As if all that wasn’t enough to get Gabe Newell sweating, Epic Games also revealed an 88/12 revenue split for games published on its service. Yesterday, Valve announced Steam would be dropping its take from 30 to 20% for games that earn more than $50m in revenue, effectively sticking a middle finger up to indie developers and smaller publishers. Epic’s take of just 12% represents a massive undercutting of Steam, but it's also now obvious why Valve did what it did, when it did.
For some context, if a game earned $1 million in sales revenue, Valve would take $300,000. Epic would take just $120,000. This means Valve is currently taking 150% more revenue from game sales than Epic plans to.
Developers also have to pay licensing fees for game engines, which is 5% of the revenue for title’s developed in Unreal Engine 4. If a developer publishes on the Epic Games Store, Epic will waive this 5% fee, saving a further $50,000 for every $1 million revenue that would otherwise be paid out to Epic if a game is sold through other storefronts. As a game developer or publisher using UE4, this makes it an absolute no-brainer to make your games available through the Epic Games Store.
In terms of Valve's current 30% cut, Epic Games believes this is far, far in excess of what is needed for a profitable business. Epic founder Tim Sweeney told Game Informer that, based on their own analysis, Valve is "marking up their costs by 300 to 400 percent".
While this by no means leaves Valve in a precarious position, it's certainly going to be a worry. A lot of bites have been taken out of Steam's market lately and we now end up in a position where the majority of the bestselling games this year aren't even available on the largest gaming platform. Call of Duty: Black Ops 4? Battle.net. FIFA 19? Origin. Fortnite? Epic Launcher. Battlefield V? Origin. Red Dead Redemption 2? Console exclusive.

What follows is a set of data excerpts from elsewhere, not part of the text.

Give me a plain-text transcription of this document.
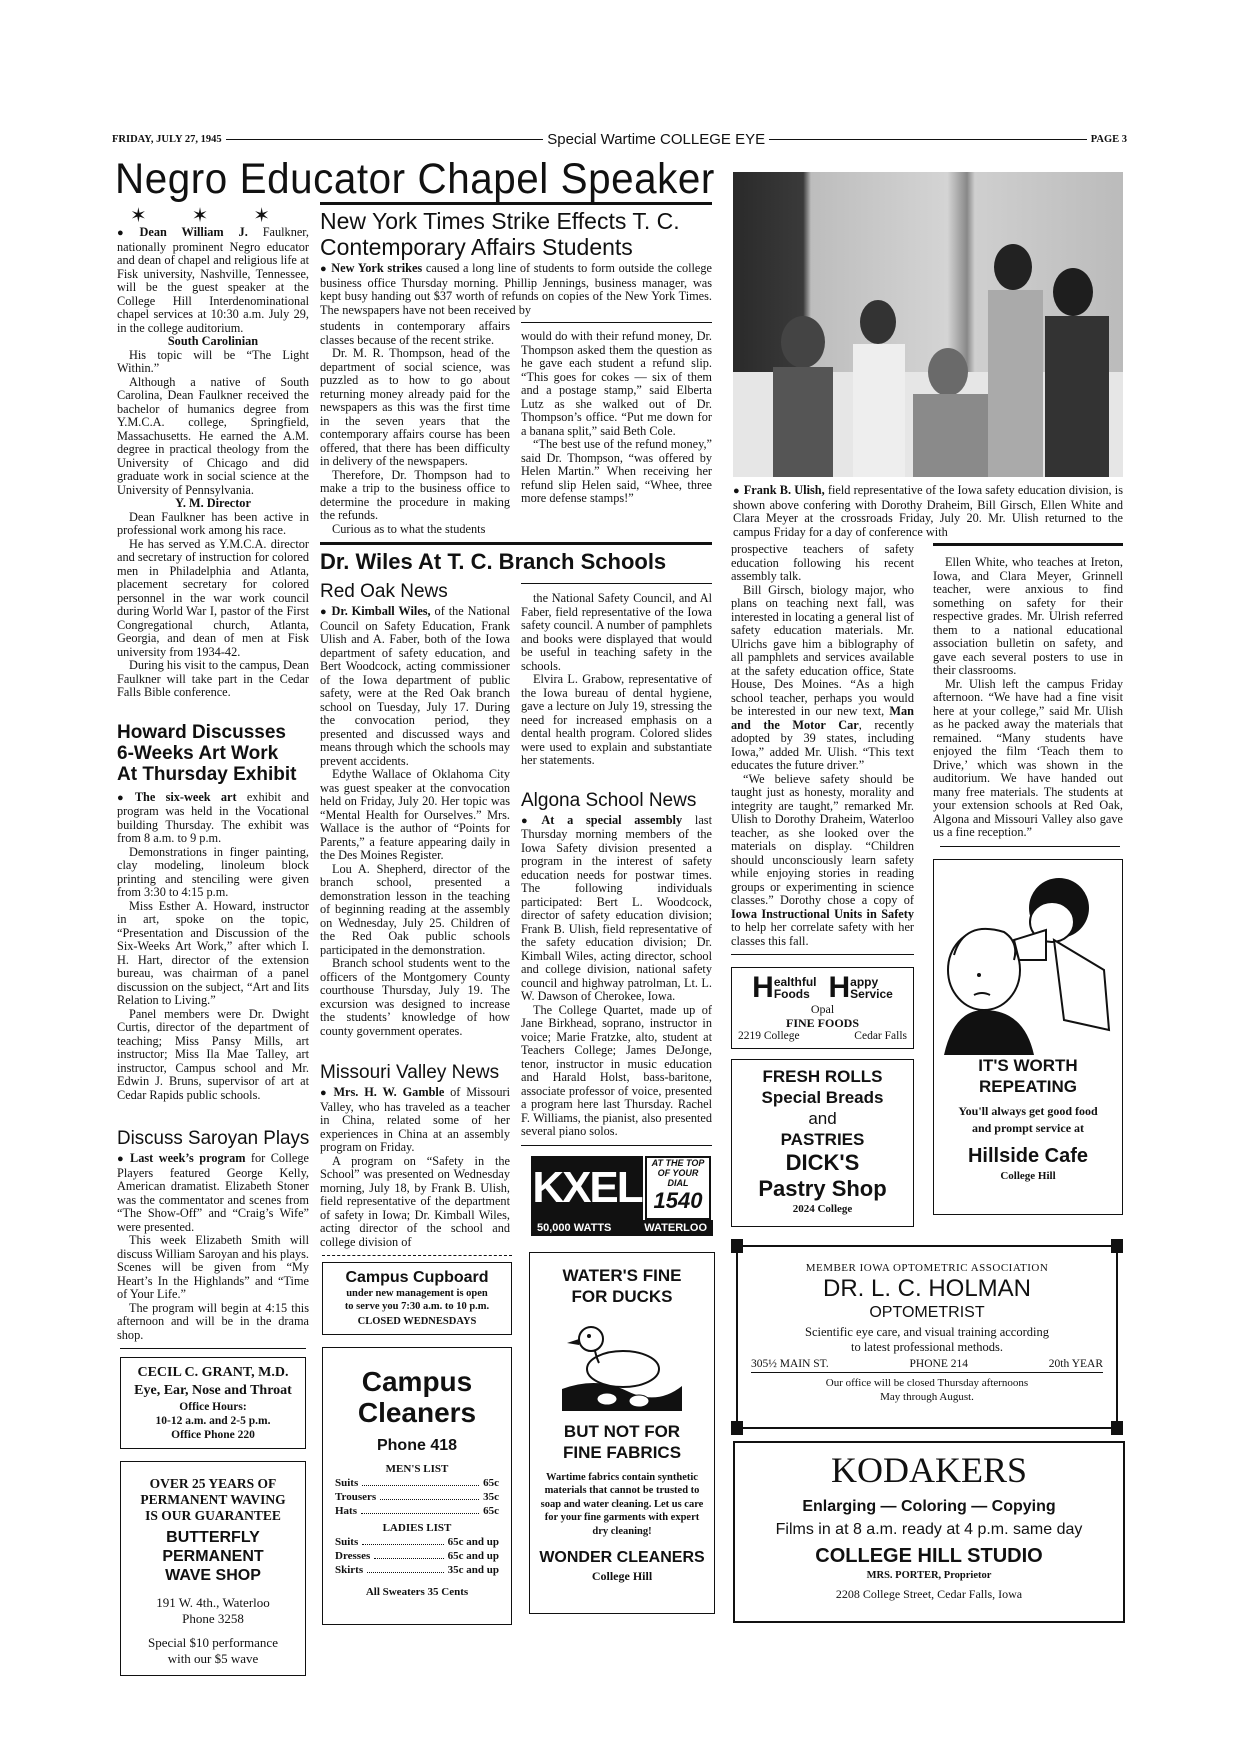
FRIDAY, JULY 27, 1945	Special Wartime COLLEGE EYE	PAGE 3
Negro Educator Chapel Speaker
✶ ✶ ✶

● Dean William J. Faulkner, nationally prominent Negro educator and dean of chapel and religious life at Fisk university, Nashville, Tennessee, will be the guest speaker at the College Hill Interdenominational chapel services at 10:30 a.m. July 29, in the college auditorium.

South Carolinian

His topic will be “The Light Within.”

Although a native of South Carolina, Dean Faulkner received the bachelor of humanics degree from Y.M.C.A. college, Springfield, Massachusetts. He earned the A.M. degree in practical theology from the University of Chicago and did graduate work in social science at the University of Pennsylvania.

Y. M. Director

Dean Faulkner has been active in professional work among his race.

He has served as Y.M.C.A. director and secretary of instruction for colored men in Philadelphia and Atlanta, placement secretary for colored personnel in the war work council during World War I, pastor of the First Congregational church, Atlanta, Georgia, and dean of men at Fisk university from 1934-42.

During his visit to the campus, Dean Faulkner will take part in the Cedar Falls Bible conference.

Howard Discusses
6-Weeks Art Work
At Thursday Exhibit

● The six-week art exhibit and program was held in the Vocational building Thursday. The exhibit was from 8 a.m. to 9 p.m.

Demonstrations in finger painting, clay modeling, linoleum block printing and stenciling were given from 3:30 to 4:15 p.m.

Miss Esther A. Howard, instructor in art, spoke on the topic, “Presentation and Discussion of the Six-Weeks Art Work,” after which I. H. Hart, director of the extension bureau, was chairman of a panel discussion on the subject, “Art and Iits Relation to Living.”

Panel members were Dr. Dwight Curtis, director of the department of teaching; Miss Pansy Mills, art instructor; Miss Ila Mae Talley, art instructor, Campus school and Mr. Edwin J. Bruns, supervisor of art at Cedar Rapids public schools.

Discuss Saroyan Plays

● Last week’s program for College Players featured George Kelly, American dramatist. Elizabeth Stoner was the commentator and scenes from “The Show-Off” and “Craig’s Wife” were presented.

This week Elizabeth Smith will discuss William Saroyan and his plays. Scenes will be given from “My Heart’s In the Highlands” and “Time of Your Life.”

The program will begin at 4:15 this afternoon and will be in the drama shop.

New York Times Strike Effects T. C.
Contemporary Affairs Students

● New York strikes caused a long line of students to form outside the college business office Thursday morning. Phillip Jennings, business manager, was kept busy handing out $37 worth of refunds on copies of the New York Times. The newspapers have not been received by

students in contemporary affairs classes because of the recent strike.

Dr. M. R. Thompson, head of the department of social science, was puzzled as to how to go about returning money already paid for the newspapers as this was the first time in the seven years that the contemporary affairs course has been offered, that there has been difficulty in delivery of the newspapers.

Therefore, Dr. Thompson had to make a trip to the business office to determine the procedure in making the refunds.

Curious as to what the students

would do with their refund money, Dr. Thompson asked them the question as he gave each student a refund slip. “This goes for cokes — six of them and a postage stamp,” said Elberta Lutz as she walked out of Dr. Thompson’s office. “Put me down for a banana split,” said Beth Cole.

“The best use of the refund money,” said Dr. Thompson, “was offered by Helen Martin.” When receiving her refund slip Helen said, “Whee, three more defense stamps!”

Dr. Wiles At T. C. Branch Schools
Red Oak News

● Dr. Kimball Wiles, of the National Council on Safety Education, Frank Ulish and A. Faber, both of the Iowa department of safety education, and Bert Woodcock, acting commissioner of the Iowa department of public safety, were at the Red Oak branch school on Tuesday, July 17. During the convocation period, they presented and discussed ways and means through which the schools may prevent accidents.

Edythe Wallace of Oklahoma City was guest speaker at the convocation held on Friday, July 20. Her topic was “Mental Health for Ourselves.” Mrs. Wallace is the author of “Points for Parents,” a feature appearing daily in the Des Moines Register.

Lou A. Shepherd, director of the branch school, presented a demonstration lesson in the teaching of beginning reading at the assembly on Wednesday, July 25. Children of the Red Oak public schools participated in the demonstration.

Branch school students went to the officers of the Montgomery County courthouse Thursday, July 19. The excursion was designed to increase the students’ knowledge of how county government operates.

Missouri Valley News

● Mrs. H. W. Gamble of Missouri Valley, who has traveled as a teacher in China, related some of her experiences in China at an assembly program on Friday.

A program on “Safety in the School” was presented on Wednesday morning, July 18, by Frank B. Ulish, field representative of the department of safety in Iowa; Dr. Kimball Wiles, acting director of the school and college division of

the National Safety Council, and Al Faber, field representative of the Iowa safety council. A number of pamphlets and books were displayed that would be useful in teaching safety in the schools.

Elvira L. Grabow, representative of the Iowa bureau of dental hygiene, gave a lecture on July 19, stressing the need for increased emphasis on a dental health program. Colored slides were used to explain and substantiate her statements.

Algona School News

● At a special assembly last Thursday morning members of the Iowa Safety division presented a program in the interest of safety education needs for postwar times. The following individuals participated: Bert L. Woodcock, director of safety education division; Frank B. Ulish, field representative of the safety education division; Dr. Kimball Wiles, acting director, school and college division, national safety council and highway patrolman, Lt. L. W. Dawson of Cherokee, Iowa.

The College Quartet, made up of Jane Birkhead, soprano, instructor in voice; Marie Fratzke, alto, student at Teachers College; James DeJonge, tenor, instructor in music education and Harald Holst, bass-baritone, associate professor of voice, presented a program here last Thursday. Rachel F. Williams, the pianist, also presented several piano solos.

● Frank B. Ulish, field representative of the Iowa safety education division, is shown above confering with Dorothy Draheim, Bill Girsch, Ellen White and Clara Meyer at the crossroads Friday, July 20. Mr. Ulish returned to the campus Friday for a day of conference with

prospective teachers of safety education following his recent assembly talk.

Bill Girsch, biology major, who plans on teaching next fall, was interested in locating a general list of safety education materials. Mr. Ulrichs gave him a biblography of all pamphlets and services available at the safety education office, State House, Des Moines. “As a high school teacher, perhaps you would be interested in our new text, Man and the Motor Car, recently adopted by 39 states, including Iowa,” added Mr. Ulish. “This text educates the future driver.”

“We believe safety should be taught just as honesty, morality and integrity are taught,” remarked Mr. Ulish to Dorothy Draheim, Waterloo teacher, as she looked over the materials on display. “Children should unconsciously learn safety while enjoying stories in reading groups or experimenting in science classes.” Dorothy chose a copy of Iowa Instructional Units in Safety to help her correlate safety with her classes this fall.

Ellen White, who teaches at Ireton, Iowa, and Clara Meyer, Grinnell teacher, were anxious to find something on safety for their respective grades. Mr. Ulrish referred them to a national educational association bulletin on safety, and gave each several posters to use in their classrooms.

Mr. Ulish left the campus Friday afternoon. “We have had a fine visit here at your college,” said Mr. Ulish as he packed away the materials that remained. “Many students have enjoyed the film ‘Teach them to Drive,’ which was shown in the auditorium. We have handed out many free materials. The students at your extension schools at Red Oak, Algona and Missouri Valley also gave us a fine reception.”

CECIL C. GRANT, M.D.
Eye, Ear, Nose and Throat
Office Hours:
10-12 a.m. and 2-5 p.m.
Office Phone 220
OVER 25 YEARS OF
PERMANENT WAVING
IS OUR GUARANTEE
BUTTERFLY
PERMANENT
WAVE SHOP
191 W. 4th., Waterloo
Phone 3258
Special $10 performance
with our $5 wave
Campus Cupboard
under new management is open
to serve you 7:30 a.m. to 10 p.m.
CLOSED WEDNESDAYS
Campus
Cleaners
Phone 418
MEN'S LIST
Suits	65c
Trousers	35c
Hats	65c
LADIES LIST
Suits	65c and up
Dresses	65c and up
Skirts	35c and up
All Sweaters 35 Cents
KXEL
50,000 WATTS	WATERLOO
AT THE TOP
OF YOUR
DIAL
1540
WATER'S FINE
FOR DUCKS
BUT NOT FOR
FINE FABRICS
Wartime fabrics contain synthetic materials that cannot be trusted to soap and water cleaning. Let us care for your fine garments with expert dry cleaning!
WONDER CLEANERS
College Hill
H ealthful
Foods H appy
Service
Opal
FINE FOODS
2219 College	Cedar Falls
FRESH ROLLS
Special Breads
and
PASTRIES
DICK'S
Pastry Shop
2024 College
IT'S WORTH
REPEATING
You'll always get good food
and prompt service at
Hillside Cafe
College Hill
MEMBER IOWA OPTOMETRIC ASSOCIATION
DR. L. C. HOLMAN
OPTOMETRIST
Scientific eye care, and visual training according
to latest professional methods.
305½ MAIN ST.	PHONE 214	20th YEAR
Our office will be closed Thursday afternoons
May through August.
KODAKERS
Enlarging — Coloring — Copying
Films in at 8 a.m. ready at 4 p.m. same day
COLLEGE HILL STUDIO
MRS. PORTER, Proprietor
2208 College Street, Cedar Falls, Iowa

This leaves Valve with the leftovers; plenty of big games, but not the biggest. They aren't alone though. The Epic Games Store charging 12% sends out a message, not just to Valve but to Microsoft, Sony and Nintendo, who all charge deep cuts for publishing on their respective stores. As a publisher, you're going to want people to buy your games on the store where you're going to make the most money.